Let’s be honest here, if we all had our way there is no way that we’d get out of bed in the morning. We’d all pretend we’re cats and sleep for the majority of the day, only getting up to eat and drink. It is very easy to hit the alarm clock and go straight back to sleep, but with Ramos you can’t actually do that — you have to physically get out of bed to turn the thing off in the morning.
Ramos isn’t like other alarm clocks with their fancy unlimited snooze functioning, instead you get a limited number of times that you can hit the button before it won’t work anymore. Once that time comes you have to get out of bed and bring your smartphone to a separate Bluetooth-enabled beacon to enter a ‘defuse code’ which will finally turn off that wretched siren you call an alarm.

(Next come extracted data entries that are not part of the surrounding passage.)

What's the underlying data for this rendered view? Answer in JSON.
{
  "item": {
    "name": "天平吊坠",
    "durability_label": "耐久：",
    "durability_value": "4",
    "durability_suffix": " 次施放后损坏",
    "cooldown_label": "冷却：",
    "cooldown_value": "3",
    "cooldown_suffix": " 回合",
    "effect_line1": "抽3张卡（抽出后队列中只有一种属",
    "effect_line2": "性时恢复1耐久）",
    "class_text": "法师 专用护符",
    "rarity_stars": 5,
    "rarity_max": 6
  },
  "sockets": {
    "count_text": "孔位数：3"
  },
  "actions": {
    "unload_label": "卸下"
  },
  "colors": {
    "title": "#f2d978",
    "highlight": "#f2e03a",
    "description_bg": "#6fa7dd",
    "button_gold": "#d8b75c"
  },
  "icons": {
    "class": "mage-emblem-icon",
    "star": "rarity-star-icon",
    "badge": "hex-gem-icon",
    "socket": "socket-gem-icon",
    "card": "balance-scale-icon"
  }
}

The point of the beacon is that you’re supposed to put it in the place you tend to go to first in the morning. That could be the bathroom, the kitchen, or your office if you happen to be working from home. Once you’re there you might as well get started on the day right?
Unless you’re just like me, in which case you’re perfectly capable of wandering straight back to bed and falling asleep instantly.

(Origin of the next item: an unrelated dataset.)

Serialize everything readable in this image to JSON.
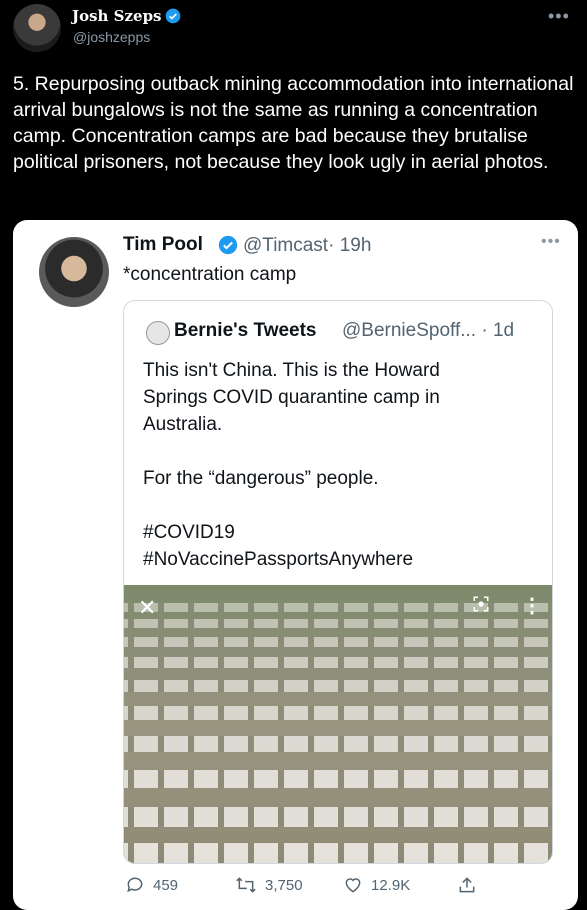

The alarm thing isn’t all it can do, though. Ramos can also be integrated with smart home systems to make waking up a more pleasant experience. Sick of waking up to a cold house? Why not have the heating come on just before your alarm goes off? Maybe you can slowly turn the lights on, or possibly even have a cup of coffee ready to drink when you head downstairs. That all depends on you actually having a smart home system, but it is pretty damn cool that using Ramos means you won’t have to manually reset the timers if you decide to get up at a different time one day.
Like many other gadgets of this nature, Ramos is currently seeking funding on Kickstarter to make the product a reality. Pledging $99 (£63) will get you a Ramos alarm clock next May, which is quite a bit less than the estimated retail price of $130 (£83). Of course actually getting one is dependent on the campaign getting the $100,000 (£64,000) funding it requires.